Judith M. Daniels
Judith M. Daniels has been an artist for most of her life, always cycling between fine art and craft. For the past nine years Daniels has concentrated on fiber or textile art which happily for her is breaking the boundaries between fine art and craft. She finds working in textiles and paper a nourishing experience and finds much pleasure in the tactile qualities and surface textures of the materials that she uses. Primarily a felt maker, she is also an embroiderer, hand dyer and silk painter and has become captivated by the Korean paper technique called “Joomchi”.

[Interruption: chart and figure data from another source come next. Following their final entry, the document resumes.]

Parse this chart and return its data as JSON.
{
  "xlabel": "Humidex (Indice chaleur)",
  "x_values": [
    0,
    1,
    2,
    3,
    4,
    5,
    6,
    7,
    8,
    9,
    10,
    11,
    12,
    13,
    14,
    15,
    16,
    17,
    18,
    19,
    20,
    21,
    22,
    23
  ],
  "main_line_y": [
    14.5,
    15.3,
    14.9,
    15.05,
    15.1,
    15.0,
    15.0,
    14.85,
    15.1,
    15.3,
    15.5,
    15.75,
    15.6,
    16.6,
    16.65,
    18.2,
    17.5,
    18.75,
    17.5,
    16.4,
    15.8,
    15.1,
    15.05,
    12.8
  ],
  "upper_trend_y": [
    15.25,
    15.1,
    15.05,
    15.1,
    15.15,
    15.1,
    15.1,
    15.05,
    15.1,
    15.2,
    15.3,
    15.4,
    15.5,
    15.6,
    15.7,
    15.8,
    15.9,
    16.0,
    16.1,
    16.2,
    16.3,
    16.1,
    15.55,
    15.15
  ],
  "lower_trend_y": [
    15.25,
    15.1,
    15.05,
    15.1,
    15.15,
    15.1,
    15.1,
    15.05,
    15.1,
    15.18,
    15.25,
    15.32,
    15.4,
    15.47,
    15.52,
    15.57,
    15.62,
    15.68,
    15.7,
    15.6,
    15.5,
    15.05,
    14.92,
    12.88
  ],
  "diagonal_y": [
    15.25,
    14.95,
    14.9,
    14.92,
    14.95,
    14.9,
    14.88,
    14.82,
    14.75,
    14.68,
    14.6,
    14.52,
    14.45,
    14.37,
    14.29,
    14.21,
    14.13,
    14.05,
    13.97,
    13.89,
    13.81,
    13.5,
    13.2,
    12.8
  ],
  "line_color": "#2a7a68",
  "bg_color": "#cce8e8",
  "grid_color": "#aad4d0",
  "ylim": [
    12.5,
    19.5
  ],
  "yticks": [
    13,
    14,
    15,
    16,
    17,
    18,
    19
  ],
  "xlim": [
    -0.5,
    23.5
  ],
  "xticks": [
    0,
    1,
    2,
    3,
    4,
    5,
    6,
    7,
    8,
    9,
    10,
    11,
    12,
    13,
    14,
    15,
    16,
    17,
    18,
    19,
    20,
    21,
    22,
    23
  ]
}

Judith has spent most of her life in the Boston area but made her way up to midcoast Maine four years ago. She now resides in Rockland. She has a bachelor’s degree in Arts and Crafts and their History from the University of California at Santa Cruz and has studied at Massachusetts College of Art, The Boston Visual School in Viterbo, Italy, The New England School of Photography and The School of the Museum of Fine Arts, Boston. Judith is a recipient of grants from the Somerville Arts Council, administered through the Massachusetts Cultural Council and The Council for the Arts, Massachusetts Institute of Technology. She is a member of the Surface Design Association and the Northeast Feltmakers Guild.
Artist Statement:
Line from Start to Finish
The wall pieces created for this exhibit all started with music and line. I researched songs that had the word “line” in the title and drew freely on either paper or silk to the rhythm of each song that I chose. At a certain point the lines transformed into shapes. The shapes were then layered and filled in with either cut paper, in the case of the Joomchi pieces, or textile paint and wool in the case of the felted pieces. Once the Joomchi and felt processes were done I went back into the work with line; with paint and thread on the Joomchi pieces and free motion embroidery with rayon thread on the felt pieces. I worked very intuitively on these pieces and think of each one as a kind of improvisational dance.
With my 3-D work I’m thinking of line in a different manner. First of all I’m thinking of the lines of the form. I strive to create shapes that have some organic life and spirit to them. The surface design lines are used to direct the eye and add interest to the piece. I love using color, pattern and decoration when making my vessels. These elements have been used by humans making vessels for thousands of years. There is something essential about the need to make something beautiful and to make something that has one’s own signature.